As Mr. Park walks around the church, it shows a clip of Yoo Jin-woo deleting each bug, emotionally consoling himself to removing them from the game for good. For Yoo Jin-woo, this meant a lot. These people were his friends, and he is ridding them from the game, the only thing he can hold onto is their memory. As Mr. Park sees each little mound, he finds the fourth one. Yoo Jin-woo realizes that he is also a bug, and gives the key to Emma, so he is also deleted.
Jung Hee-joo (Shin-Hye Park) arrives at the church and realizes what has happened, and as it translates in her head, the game resets as we expected, reverting to the beginning where all users are new, and there are no bugs. It is strange because, at this point of the finale, you realize that there is not much more to be debated and it moves into a more care-free second phase.
A year later, after Jung Hee-joo visiting the church on various occasions to find answers regarding Yoo Jin-woo and grieving at the possibility he is dead, the game has been released officially to the public. In the end, J One successfully launched the virtual reality game; causing some accidents and refinements from the developers. Mr Park is still emailing Yoo Jin-woo in hope that he gets a response, but none come. Jung Hee-joo continues with her guitar-building business, with an air of sadness surrounding her.
Memories of the Alhambra Episode 16 sees M.r Park offering the genius game programmer Jung Se-joo (Chan-Yeol Park) a leading role for a subsidiary company where he can advise on future games. On his first day, he speaks to one of the leading developers of the current game. Jung Se-joo explains that when he was missing it was because he was the master and was able to create an alternative universe for safety and no-one else could see him and theorizes that the same could have happened to Yoo Jin-woo when he handed Emma the bug-deletion key.

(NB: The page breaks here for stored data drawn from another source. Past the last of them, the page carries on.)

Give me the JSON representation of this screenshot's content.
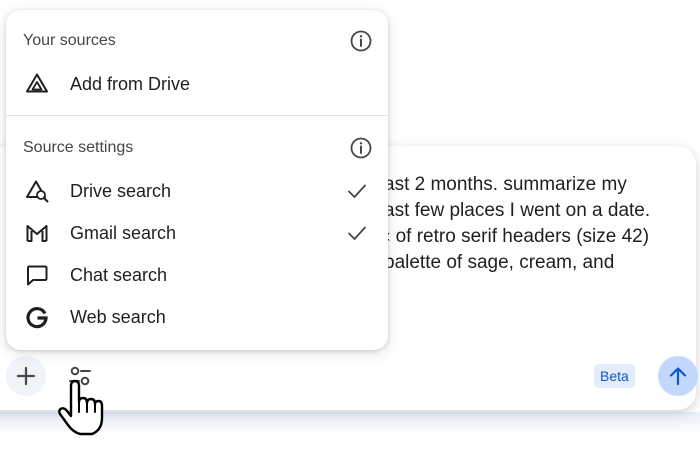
{
  "prompt": {
    "lines": [
      "ast 2 months. summarize my",
      "ast few places I went on a date.",
      "‹ of retro serif headers (size 42)",
      "palette of sage, cream, and"
    ]
  },
  "composer": {
    "beta_label": "Beta",
    "plus_icon": "plus-icon",
    "tools_icon": "tools-icon",
    "send_icon": "arrow-up-icon"
  },
  "menu": {
    "your_sources": {
      "title": "Your sources",
      "items": [
        {
          "label": "Add from Drive",
          "icon": "drive-icon"
        }
      ]
    },
    "source_settings": {
      "title": "Source settings",
      "items": [
        {
          "label": "Drive search",
          "icon": "drive-search-icon",
          "checked": true
        },
        {
          "label": "Gmail search",
          "icon": "gmail-icon",
          "checked": true
        },
        {
          "label": "Chat search",
          "icon": "chat-icon",
          "checked": false
        },
        {
          "label": "Web search",
          "icon": "google-icon",
          "checked": false
        }
      ]
    }
  },
  "colors": {
    "accent_blue": "#0b57d0",
    "send_button": "#c2d7fb",
    "badge_bg": "#e3ecfb"
  }
}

As Jung Hee-joo innocently enters a cafe, she overhears two gamers excitedly discuss a user they found who had guns, which at this point is impossible because no-one could have leveled up this quickly; in a state of shock, she asks where they found this user, and she runs to the location. The final scene of the series is a group of gamers struggling against NPCs and a Yoo Jin-woo in the shadows shooting the enemies; his weapon in a split second went out of sync and then the episode ends, giving us a painful twist to the entire season.